OPTOCOUPLING – TTL ISOLATION
Optical isolation is done using a so-called optocoupler or opto-isolator, which essentially is an encapsulated LED as input end and a photosensitive transistor as output.
The small schematic here shows a basic wiring of a single non-inverting opto-isolated output port. D(out) is the TTL signal from an Arduino port, and D*(out) is the isolated non-inverted signal on the B-side. In this setup the optocoupler inverts the signal (low input gives high output and vice versa). The 74HC14 is a Schmitt-trigger, that both inverts the signal again and ensures a nice and clean high/low TTL level as shown on the oscilloscope image.
As long as you don’t need any high speed signals to pass the isolation barrier, these optocouplers are great and reliable. However, when using PWM signals at higher frequencies (maybe even from a few hundreds of Hz), some timing compensation for the falling edge (and thus the duty cycle) might be required.
The image to the right shows an array of 24 opto-isolated ports, currently only used for simple percussive instruments on, in and under the master cabinet.
As you can see in the schematic before, the input of an optocoupler is basically an LED, which needs at least 5-10mA to sufficiently activate the output. In a worst case scenario all ports are activated simultaneously, resulting in a current drain of 24 x 10mA = 250mA, which is too much for the Mega’s tiny voltage regulator to supply, and even the 5-10mA per port is too much, should we choose to upgrade the Arduino Mega to a 3.3V Arduino Due.

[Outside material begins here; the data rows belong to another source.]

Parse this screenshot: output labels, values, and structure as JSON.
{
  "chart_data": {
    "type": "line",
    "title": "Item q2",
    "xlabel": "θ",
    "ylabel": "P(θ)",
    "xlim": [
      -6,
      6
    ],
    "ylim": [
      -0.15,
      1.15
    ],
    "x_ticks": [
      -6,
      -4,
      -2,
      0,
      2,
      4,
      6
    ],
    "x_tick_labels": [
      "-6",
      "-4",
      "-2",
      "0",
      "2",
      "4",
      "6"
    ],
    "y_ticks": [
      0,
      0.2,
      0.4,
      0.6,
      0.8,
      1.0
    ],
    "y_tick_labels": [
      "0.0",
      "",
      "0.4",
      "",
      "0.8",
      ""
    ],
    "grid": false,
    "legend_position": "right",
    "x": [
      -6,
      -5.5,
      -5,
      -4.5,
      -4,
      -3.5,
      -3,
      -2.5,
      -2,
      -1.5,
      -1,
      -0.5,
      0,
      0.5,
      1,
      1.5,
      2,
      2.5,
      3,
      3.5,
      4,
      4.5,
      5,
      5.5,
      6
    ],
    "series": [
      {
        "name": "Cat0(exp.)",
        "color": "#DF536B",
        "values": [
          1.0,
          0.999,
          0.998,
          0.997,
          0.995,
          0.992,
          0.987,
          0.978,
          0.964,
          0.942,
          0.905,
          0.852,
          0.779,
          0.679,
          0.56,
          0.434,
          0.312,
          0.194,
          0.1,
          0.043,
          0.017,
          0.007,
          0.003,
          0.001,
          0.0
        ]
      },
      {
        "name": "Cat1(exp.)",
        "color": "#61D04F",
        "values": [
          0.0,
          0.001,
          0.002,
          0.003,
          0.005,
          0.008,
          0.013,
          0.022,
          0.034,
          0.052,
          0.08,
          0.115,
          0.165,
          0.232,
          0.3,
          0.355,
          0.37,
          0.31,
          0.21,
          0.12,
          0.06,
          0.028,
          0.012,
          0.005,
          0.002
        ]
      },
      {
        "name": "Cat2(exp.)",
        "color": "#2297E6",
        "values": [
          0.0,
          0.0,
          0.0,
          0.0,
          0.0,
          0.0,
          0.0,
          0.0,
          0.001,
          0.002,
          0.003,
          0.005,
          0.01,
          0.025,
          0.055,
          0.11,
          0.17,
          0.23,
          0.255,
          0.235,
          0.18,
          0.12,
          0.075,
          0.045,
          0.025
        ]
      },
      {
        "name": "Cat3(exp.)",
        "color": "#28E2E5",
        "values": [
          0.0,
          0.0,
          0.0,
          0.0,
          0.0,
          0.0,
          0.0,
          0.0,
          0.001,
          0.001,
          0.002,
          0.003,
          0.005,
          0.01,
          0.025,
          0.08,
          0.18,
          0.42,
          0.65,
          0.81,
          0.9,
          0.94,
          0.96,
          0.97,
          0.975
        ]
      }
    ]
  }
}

So, the inputs are buffered through darlington-coupled transistors (ULN2003A), making it possible to plug in this case 24 of the Arduino’s ports into the isolator array (A-side), and have perfectly synced output signals (B-side) without any crossover noise or risk of damaging power spikes/dips.

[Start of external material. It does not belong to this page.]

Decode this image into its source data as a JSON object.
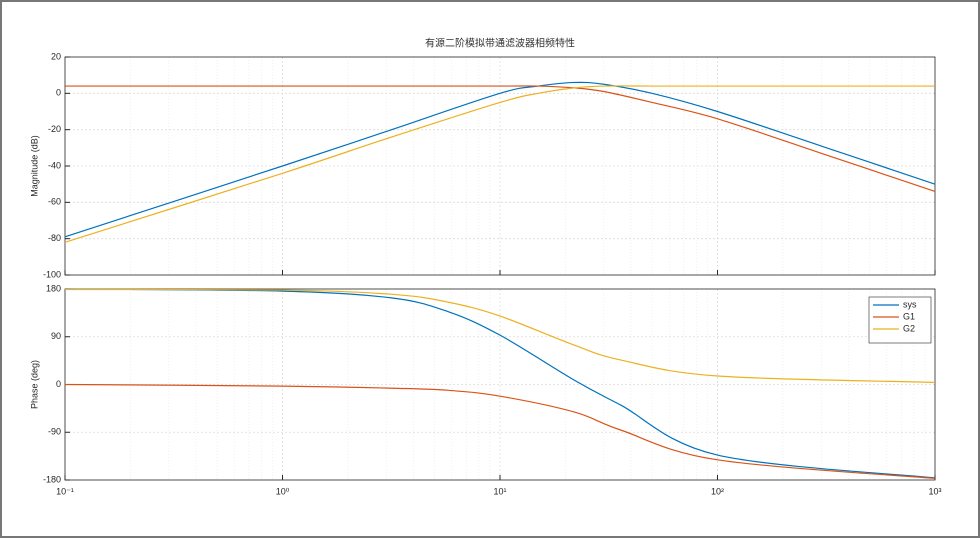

The 24 double-protected ports are currently used primarily for controlling the local percussion instrument drivers.
BUS BRIDGES – I²C ISOLATION
While the optocouplers are great for simple and relatively slow TTL signals, we sometimes do have the need to send more complex signals across the barier to the B-side domain. So far, we’ve only had to have I²C busses cross the barrier. I²C busses usually run at 400kHz or 1MHz, and this is too much for our simple and cheap optocouplers, not to mention the need for bi-directional bus lines.
Fortunately, there are several devices that can help us. Texas ISO1540 and Analog Devices ADUM1250 are small (SOIC-8-N) chips that effectively isolates to power domains galvanically while permitting I²C communication. This is done with capacitive isolaton.

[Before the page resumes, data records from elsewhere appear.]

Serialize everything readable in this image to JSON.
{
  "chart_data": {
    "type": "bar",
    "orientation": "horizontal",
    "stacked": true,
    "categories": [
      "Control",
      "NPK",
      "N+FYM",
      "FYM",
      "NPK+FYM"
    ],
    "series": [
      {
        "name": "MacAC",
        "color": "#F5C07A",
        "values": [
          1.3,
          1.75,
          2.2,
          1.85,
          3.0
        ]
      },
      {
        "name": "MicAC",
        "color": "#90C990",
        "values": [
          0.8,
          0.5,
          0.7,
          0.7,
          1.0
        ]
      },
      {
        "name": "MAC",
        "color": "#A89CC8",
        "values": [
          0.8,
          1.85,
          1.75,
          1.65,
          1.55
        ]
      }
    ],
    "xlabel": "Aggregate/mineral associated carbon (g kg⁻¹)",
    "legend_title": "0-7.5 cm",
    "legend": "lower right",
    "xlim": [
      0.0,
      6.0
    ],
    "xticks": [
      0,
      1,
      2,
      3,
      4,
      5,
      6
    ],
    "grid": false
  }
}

IN THE CLEAR LIGHT OF HINDSIGHT
Much of the master circuitry were designed and built in the early stages of the project. All the many modules with MCP23017 I/O expanders, optocouplers and MOSFET drivers could easily have been replaced with the modular driver boards designed much later for the PipeMare project. Three of these boards stacked, combined with a single I²C isolator, could replace the huge, ugly driver board for both the Tubular Bells and the Glockenspiel.
As the EnsembleBot project grew, the demands for power grew as well. As mentioned above, we need two isolated power domains, but we also need a fine grained control and monitoring of the power usage and routing.
So in the end we built an immensely complicated power supply, containing no less than 5 switched mode power supply blocks, a dedicated microcontroller, tons of relays and switches and 24 individually controlled outputs.
A number of current sensors (INA219) constantly monitor and control the power usage on all power rails across both power domains, and may cut power to individual rails, if critical conditions arise.
This power supply is orders of magnitude more complicated than it actually needs to be, but it was just so much fun to design and build. But also quite challenging. To keep cost down, we used the cheapest Chinese components for switches, relays etc., and as we found out, there is a reason why these components were so cheap. But all in all it works fine does the job.